The laws dealing with marital rape are paradoxical and trifling compared to the gravity of the crime. Although the Constitution ensures equality to all by its Article 14, the Indian criminal law continues to discriminate against female victims who have been raped by their husbands. Section 375 allows that a wife who is above the age of 18 if raped by his husband is not concluded as rape, and provides her with no lawful security. Furthermore, even though Section 376B addresses the concerns and fears of women living separately from their husbands, it doesn’t provide equal justice to a woman who suffers from sexual indignities despite separation. Similarly, the Protection of Women from Domestic Violence Act, 2005, although does not consider marital rape as a crime, considers it a form of domestic violence. Taking into account these fundamental limitations, it can be concluded that the law is flawed and needs to be amended accordingly.

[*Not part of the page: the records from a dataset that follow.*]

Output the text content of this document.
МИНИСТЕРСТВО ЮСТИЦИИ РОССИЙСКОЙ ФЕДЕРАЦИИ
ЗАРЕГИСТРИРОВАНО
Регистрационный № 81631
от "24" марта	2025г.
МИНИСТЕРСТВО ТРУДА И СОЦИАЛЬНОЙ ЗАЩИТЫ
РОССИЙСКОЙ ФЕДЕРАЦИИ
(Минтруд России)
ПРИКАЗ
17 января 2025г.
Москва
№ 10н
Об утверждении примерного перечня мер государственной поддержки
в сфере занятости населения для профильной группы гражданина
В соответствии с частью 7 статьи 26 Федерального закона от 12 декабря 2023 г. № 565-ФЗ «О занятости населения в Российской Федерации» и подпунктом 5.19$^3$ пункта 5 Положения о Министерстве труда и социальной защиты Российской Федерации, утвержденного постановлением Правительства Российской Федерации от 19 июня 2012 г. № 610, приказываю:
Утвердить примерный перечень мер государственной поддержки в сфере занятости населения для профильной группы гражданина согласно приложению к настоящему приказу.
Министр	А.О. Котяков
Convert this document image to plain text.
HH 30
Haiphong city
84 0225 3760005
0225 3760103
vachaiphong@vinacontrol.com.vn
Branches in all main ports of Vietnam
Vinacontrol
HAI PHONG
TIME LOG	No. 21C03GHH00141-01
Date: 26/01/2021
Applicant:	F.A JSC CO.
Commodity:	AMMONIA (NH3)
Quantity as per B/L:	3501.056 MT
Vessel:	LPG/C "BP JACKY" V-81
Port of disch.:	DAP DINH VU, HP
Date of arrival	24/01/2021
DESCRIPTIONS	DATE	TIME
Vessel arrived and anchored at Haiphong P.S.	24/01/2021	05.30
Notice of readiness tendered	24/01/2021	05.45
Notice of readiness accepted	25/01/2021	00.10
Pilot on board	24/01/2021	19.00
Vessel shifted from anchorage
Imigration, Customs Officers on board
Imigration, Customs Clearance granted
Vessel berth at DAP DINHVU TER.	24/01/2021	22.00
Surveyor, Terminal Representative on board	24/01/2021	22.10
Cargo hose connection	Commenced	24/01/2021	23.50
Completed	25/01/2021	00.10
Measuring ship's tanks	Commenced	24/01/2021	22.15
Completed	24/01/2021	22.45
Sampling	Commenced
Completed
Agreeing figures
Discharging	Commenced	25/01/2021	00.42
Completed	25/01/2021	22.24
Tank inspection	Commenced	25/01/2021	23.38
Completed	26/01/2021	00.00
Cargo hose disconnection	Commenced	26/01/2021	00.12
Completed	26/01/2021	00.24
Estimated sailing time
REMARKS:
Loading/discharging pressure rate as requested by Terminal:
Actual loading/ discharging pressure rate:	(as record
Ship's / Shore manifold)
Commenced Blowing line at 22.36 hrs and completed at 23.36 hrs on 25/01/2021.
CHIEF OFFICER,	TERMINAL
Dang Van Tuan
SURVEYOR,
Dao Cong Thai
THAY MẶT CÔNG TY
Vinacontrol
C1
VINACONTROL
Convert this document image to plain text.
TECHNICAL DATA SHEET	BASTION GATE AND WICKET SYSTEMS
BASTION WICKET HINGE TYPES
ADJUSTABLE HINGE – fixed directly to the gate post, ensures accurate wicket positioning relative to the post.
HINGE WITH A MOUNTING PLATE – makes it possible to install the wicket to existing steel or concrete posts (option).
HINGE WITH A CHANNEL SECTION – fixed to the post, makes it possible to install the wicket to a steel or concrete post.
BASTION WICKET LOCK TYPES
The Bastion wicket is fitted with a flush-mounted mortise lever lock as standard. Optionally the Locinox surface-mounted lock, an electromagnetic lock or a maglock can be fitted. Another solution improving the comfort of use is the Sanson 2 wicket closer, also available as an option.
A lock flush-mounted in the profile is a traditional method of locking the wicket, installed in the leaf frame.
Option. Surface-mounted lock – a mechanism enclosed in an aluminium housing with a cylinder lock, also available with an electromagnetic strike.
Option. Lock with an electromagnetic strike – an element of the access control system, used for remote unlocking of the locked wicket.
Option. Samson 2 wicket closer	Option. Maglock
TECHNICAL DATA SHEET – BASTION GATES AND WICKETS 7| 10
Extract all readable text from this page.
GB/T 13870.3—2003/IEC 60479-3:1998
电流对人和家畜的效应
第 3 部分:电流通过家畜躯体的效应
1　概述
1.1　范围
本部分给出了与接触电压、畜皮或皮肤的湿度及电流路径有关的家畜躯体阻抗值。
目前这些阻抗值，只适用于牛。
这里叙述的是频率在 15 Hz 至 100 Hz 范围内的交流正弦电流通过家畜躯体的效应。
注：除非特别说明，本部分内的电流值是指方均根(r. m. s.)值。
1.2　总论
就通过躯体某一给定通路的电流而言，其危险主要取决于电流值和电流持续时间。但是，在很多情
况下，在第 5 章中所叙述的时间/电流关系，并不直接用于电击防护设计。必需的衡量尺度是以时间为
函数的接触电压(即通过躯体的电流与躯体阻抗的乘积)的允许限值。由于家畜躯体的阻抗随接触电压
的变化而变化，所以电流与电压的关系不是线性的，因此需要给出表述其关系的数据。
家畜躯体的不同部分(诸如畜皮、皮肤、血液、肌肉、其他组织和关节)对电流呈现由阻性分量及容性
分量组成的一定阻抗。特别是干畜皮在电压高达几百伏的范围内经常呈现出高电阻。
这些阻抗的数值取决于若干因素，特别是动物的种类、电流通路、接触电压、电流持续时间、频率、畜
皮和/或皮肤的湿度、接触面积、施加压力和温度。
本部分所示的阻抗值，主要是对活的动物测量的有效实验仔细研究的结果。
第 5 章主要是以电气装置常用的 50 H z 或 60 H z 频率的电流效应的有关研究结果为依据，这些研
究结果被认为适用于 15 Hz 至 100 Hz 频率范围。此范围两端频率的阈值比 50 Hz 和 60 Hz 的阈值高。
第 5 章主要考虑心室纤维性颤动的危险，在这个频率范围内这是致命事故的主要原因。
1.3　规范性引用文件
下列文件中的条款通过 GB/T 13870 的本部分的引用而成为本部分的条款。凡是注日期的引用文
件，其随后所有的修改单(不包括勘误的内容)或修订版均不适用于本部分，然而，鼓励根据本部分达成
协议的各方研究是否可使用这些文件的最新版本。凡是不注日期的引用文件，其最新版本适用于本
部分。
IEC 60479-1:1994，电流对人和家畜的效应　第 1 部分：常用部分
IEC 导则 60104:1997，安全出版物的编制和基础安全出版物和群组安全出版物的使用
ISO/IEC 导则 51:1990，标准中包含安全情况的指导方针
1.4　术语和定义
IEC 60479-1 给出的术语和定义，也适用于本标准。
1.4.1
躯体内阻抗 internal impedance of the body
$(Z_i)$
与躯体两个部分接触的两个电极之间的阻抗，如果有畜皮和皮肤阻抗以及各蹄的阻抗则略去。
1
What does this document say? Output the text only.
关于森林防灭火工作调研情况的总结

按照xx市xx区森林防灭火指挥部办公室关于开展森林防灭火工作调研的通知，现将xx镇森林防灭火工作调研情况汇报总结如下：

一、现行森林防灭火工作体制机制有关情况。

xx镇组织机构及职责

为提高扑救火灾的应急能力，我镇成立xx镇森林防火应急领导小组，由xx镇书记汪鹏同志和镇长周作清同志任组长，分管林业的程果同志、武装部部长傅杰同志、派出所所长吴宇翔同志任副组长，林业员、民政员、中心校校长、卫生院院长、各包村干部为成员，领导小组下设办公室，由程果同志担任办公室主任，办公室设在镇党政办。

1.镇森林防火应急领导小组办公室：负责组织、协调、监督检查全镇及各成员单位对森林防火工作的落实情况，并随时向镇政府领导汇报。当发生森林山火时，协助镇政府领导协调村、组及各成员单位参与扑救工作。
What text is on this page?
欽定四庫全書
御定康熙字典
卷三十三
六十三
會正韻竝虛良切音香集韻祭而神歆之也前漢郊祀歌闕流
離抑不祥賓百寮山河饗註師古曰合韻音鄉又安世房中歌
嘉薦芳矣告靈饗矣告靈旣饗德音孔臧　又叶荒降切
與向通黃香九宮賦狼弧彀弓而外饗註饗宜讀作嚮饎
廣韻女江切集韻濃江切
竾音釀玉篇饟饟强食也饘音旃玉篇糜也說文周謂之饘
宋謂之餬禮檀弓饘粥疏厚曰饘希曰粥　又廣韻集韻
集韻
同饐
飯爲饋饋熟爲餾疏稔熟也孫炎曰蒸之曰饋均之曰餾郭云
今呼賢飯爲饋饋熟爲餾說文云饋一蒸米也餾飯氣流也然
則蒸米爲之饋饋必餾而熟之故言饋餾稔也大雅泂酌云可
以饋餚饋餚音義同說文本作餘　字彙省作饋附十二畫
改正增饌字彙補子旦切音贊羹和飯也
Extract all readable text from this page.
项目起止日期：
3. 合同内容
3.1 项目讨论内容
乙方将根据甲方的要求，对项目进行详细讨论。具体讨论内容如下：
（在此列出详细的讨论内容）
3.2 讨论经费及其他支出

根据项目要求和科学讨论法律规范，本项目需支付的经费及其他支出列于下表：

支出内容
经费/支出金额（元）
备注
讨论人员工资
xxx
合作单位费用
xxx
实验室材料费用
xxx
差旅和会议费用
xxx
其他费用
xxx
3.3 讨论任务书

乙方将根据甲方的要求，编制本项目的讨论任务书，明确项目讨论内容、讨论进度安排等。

An act committed against an unmarried girl to become an offence and the same act committed against a married woman to not become an offence are not reasonable legislations. There have been protestations against this view, yet the act of marital rape is not criminalized and is not even acknowledged as a crime. The judiciary appears to have consigned that rape inside a marriage is impossible as marriage in its own implies consent. This undoubtedly establishes that in our society, marriage is neither sacred nor sacrament but rather a socially endorsed form of sexual slavery. This shakes the piety and sanctity of marriage, yet the judiciary seems to hold a different opinion. However, it is pertinent to note that because there is a legal association between the aggressor and the victim; it does not diminish the magnitude of the crime. Therefore, the crime must be handled with the utmost severity, and that it should now exist de jure and not de facto.